Dil, onu kullanan milletlerin hayat görüşlerini, düşünce biçimini ortaya çıkartır.

Dil bilimcilerin ortak tesbitleri şöyledir:

-- Dil birliği, milleti oluşturan özelliklerin başında gelir.

-- Bir milletin dili, onun tarihi, dini ve kültürüyle iç içedir.

-- Millet için gerekli olan her şey dilde saklanır.

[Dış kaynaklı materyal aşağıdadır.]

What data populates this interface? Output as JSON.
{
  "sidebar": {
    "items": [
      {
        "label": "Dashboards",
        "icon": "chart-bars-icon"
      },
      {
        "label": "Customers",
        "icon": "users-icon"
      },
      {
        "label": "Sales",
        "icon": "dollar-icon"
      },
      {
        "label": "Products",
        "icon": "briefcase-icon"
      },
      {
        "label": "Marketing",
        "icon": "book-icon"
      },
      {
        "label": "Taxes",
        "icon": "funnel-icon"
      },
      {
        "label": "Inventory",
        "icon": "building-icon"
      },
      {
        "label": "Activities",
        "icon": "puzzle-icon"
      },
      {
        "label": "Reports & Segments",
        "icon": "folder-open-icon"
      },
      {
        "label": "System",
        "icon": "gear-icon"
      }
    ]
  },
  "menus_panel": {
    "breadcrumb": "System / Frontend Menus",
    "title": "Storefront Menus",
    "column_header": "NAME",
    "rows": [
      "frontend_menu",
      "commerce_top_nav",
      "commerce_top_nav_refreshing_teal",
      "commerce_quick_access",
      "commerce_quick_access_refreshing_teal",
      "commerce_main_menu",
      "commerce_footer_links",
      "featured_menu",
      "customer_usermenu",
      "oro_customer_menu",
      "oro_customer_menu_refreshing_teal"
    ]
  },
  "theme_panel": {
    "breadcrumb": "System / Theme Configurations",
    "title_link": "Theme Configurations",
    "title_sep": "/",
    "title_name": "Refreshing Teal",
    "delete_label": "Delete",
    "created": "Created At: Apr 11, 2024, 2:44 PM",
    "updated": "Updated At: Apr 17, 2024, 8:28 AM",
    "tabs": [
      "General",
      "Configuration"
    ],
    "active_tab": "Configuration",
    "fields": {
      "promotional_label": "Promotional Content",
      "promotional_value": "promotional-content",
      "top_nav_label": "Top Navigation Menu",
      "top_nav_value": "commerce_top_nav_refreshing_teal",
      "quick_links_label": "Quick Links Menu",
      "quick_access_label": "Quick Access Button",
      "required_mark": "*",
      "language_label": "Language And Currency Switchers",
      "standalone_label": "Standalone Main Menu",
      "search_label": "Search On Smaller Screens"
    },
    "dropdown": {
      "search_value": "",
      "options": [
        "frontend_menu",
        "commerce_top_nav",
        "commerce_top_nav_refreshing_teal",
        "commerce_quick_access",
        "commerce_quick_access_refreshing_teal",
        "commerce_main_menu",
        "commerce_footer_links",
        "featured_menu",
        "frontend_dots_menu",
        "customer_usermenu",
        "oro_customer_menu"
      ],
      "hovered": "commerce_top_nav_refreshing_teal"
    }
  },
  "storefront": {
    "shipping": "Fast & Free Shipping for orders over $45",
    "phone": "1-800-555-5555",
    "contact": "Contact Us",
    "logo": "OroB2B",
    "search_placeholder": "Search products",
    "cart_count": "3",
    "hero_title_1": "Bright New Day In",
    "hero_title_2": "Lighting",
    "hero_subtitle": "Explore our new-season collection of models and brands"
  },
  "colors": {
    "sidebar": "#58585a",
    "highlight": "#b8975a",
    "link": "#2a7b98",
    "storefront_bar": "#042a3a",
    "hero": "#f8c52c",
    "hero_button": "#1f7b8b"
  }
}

-- Dil, milletin mânevî ve kültür değerlerini, millet olabilme özelliklerini bünyesinde sımsıkı muhafaza eder.

-- Dil, milletin birlik ve bütünlüğünü sağlayan en güçlü bağdır.

Yine Anayasamızda kanun koyucular tarafından belirtilen ve TBMM'de değiştirilemez, değiştirilmesi teklif edilemez hükmündeki 3. Madde şöyledir.

MADDE 3- Türkiye Devleti, ülkesi ve milletiyle bölünmez bir bütündür. Dili Türkçedir.

Bayrağı, şekli kanununda belirtilen, beyaz ay yıldızlı al bayraktır.

Millî marşı “İstiklal Marşı”dır.

Başkenti Ankara’dır.

Bu vesile ile Karamanoğlu Mehmed Bey'i bir kez daha rahmetle, minnetle anıyoruz.